State Watch

Mississippi’s GOP governor: ‘Herd immunity is not anything like a realistic solution’

Mississippi Gov. Tate Reeves (R) threw cold water on the notion of defeating the coronavirus pandemic with “herd immunity,” saying Monday that states’ health systems would be overwhelmed long before reaching that point.

Reeves said in a Twitter thread that in Mississippi alone, the hospital system has “started to become stressed to the point of pain” at 36,680 confirmed cases and conservatively estimated that herd immunity would require 40 percent of the population to become infected, which he said would require more than 3,000 new cases daily for the next year.

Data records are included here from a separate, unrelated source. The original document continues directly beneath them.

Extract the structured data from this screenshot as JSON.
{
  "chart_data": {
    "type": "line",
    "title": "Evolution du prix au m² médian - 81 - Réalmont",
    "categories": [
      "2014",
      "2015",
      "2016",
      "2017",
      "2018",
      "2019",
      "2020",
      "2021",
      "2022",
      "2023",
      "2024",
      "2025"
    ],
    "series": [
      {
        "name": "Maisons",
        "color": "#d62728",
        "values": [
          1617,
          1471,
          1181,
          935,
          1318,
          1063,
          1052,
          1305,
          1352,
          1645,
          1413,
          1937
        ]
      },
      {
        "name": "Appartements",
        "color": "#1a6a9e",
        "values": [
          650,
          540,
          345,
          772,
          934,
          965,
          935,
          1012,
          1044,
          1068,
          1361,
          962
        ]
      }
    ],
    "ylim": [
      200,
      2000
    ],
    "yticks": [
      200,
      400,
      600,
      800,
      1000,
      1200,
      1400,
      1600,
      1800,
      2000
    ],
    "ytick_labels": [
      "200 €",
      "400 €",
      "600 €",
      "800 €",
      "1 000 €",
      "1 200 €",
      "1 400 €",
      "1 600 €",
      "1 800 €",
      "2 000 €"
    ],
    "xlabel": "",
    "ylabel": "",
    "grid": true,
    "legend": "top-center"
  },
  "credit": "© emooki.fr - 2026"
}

“We would need to TRIPLE our worst day—every day—for a year,” Reeves tweeted. “I’m not one of these guys that immediately dismisses any idea that challenges the expert status quo talking points. I’m pretty skeptical by nature. That’s healthy. But herd immunity is not anything like a realistic solution in the short or mid-term. I wish it was.”

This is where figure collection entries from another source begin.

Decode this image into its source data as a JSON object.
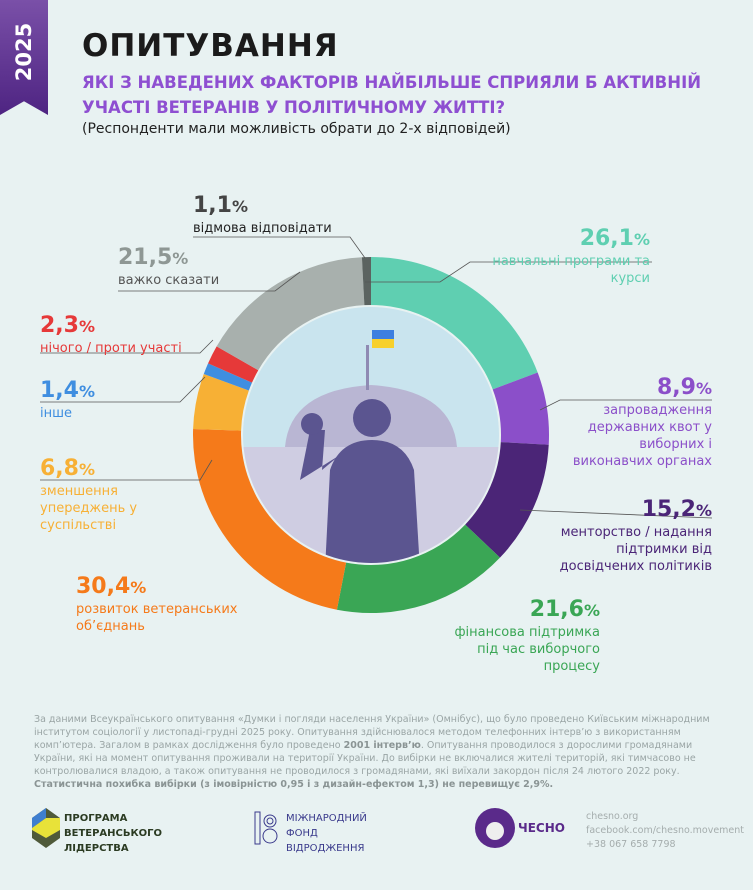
{
  "year": "2025",
  "title": "ОПИТУВАННЯ",
  "question": "ЯКІ З НАВЕДЕНИХ ФАКТОРІВ НАЙБІЛЬШЕ СПРИЯЛИ Б АКТИВНІЙ УЧАСТІ ВЕТЕРАНІВ У ПОЛІТИЧНОМУ ЖИТТІ?",
  "note": "(Респонденти мали можливість обрати до 2-х відповідей)",
  "chart_data": {
    "type": "pie",
    "title": "Які з наведених факторів найбільше сприяли б активній участі ветеранів у політичному житті?",
    "slices": [
      {
        "label": "навчальні програми та курси",
        "value": 26.1,
        "text": "26,1",
        "color": "#5fcfb1"
      },
      {
        "label": "запровадження державних квот у виборних і виконавчих органах",
        "value": 8.9,
        "text": "8,9",
        "color": "#8b4fc9"
      },
      {
        "label": "менторство / надання підтримки від досвідчених політиків",
        "value": 15.2,
        "text": "15,2",
        "color": "#4b2577"
      },
      {
        "label": "фінансова підтримка під час виборчого процесу",
        "value": 21.6,
        "text": "21,6",
        "color": "#3aa655"
      },
      {
        "label": "розвиток ветеранських об’єднань",
        "value": 30.4,
        "text": "30,4",
        "color": "#f57a1a"
      },
      {
        "label": "зменшення упереджень у суспільстві",
        "value": 6.8,
        "text": "6,8",
        "color": "#f7b035"
      },
      {
        "label": "інше",
        "value": 1.4,
        "text": "1,4",
        "color": "#3f8ee0"
      },
      {
        "label": "нічого / проти участі",
        "value": 2.3,
        "text": "2,3",
        "color": "#e63939"
      },
      {
        "label": "важко сказати",
        "value": 21.5,
        "text": "21,5",
        "color": "#a8b0ad"
      },
      {
        "label": "відмова відповідати",
        "value": 1.1,
        "text": "1,1",
        "color": "#5b6360"
      }
    ]
  },
  "footer": {
    "t1": "За даними Всеукраїнського опитування «Думки і погляди населення України» (Омнібус), що було проведено Київським міжнародним інститутом соціології у листопаді-грудні 2025 року. Опитування здійснювалося методом телефонних інтерв’ю з використанням комп’ютера. Загалом в рамках дослідження було проведено ",
    "b1": "2001 інтерв’ю",
    "t2": ". Опитування проводилося з дорослими громадянами України, які на момент опитування проживали на території України. До вибірки не включалися жителі територій, які тимчасово не контролювалися владою, а також опитування не проводилося з громадянами, які виїхали закордон після 24 лютого 2022 року. ",
    "b2": "Статистична похибка вибірки (з імовірністю 0,95 і з дизайн-ефектом 1,3) не перевищує 2,9%."
  },
  "logos": {
    "pvl": [
      "ПРОГРАМА",
      "ВЕТЕРАНСЬКОГО",
      "ЛІДЕРСТВА"
    ],
    "irf": [
      "МІЖНАРОДНИЙ",
      "ФОНД",
      "ВІДРОДЖЕННЯ"
    ],
    "chesno": "ЧЕСНО",
    "contacts": [
      "chesno.org",
      "facebook.com/chesno.movement",
      "+38 067 658 7798"
    ]
  }
}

Reeves’s tweets come shortly after the publication of research suggesting antibody immunity after recovering from the coronavirus may not be permanent.

“People are producing a reasonable antibody response to the virus, but it’s waning over a short period of time and depending on how high your peak is, that determines how long the antibodies are staying around,” Katie Doores, lead author on the study at King’s College London, told The Guardian in an interview published Sunday.

Mississippi has seen more than 1,200 confirmed coronavirus deaths so far.

Last week, 26 state lawmakers tested positive for COVID-19 after an outbreak at the Mississippi Statehouse.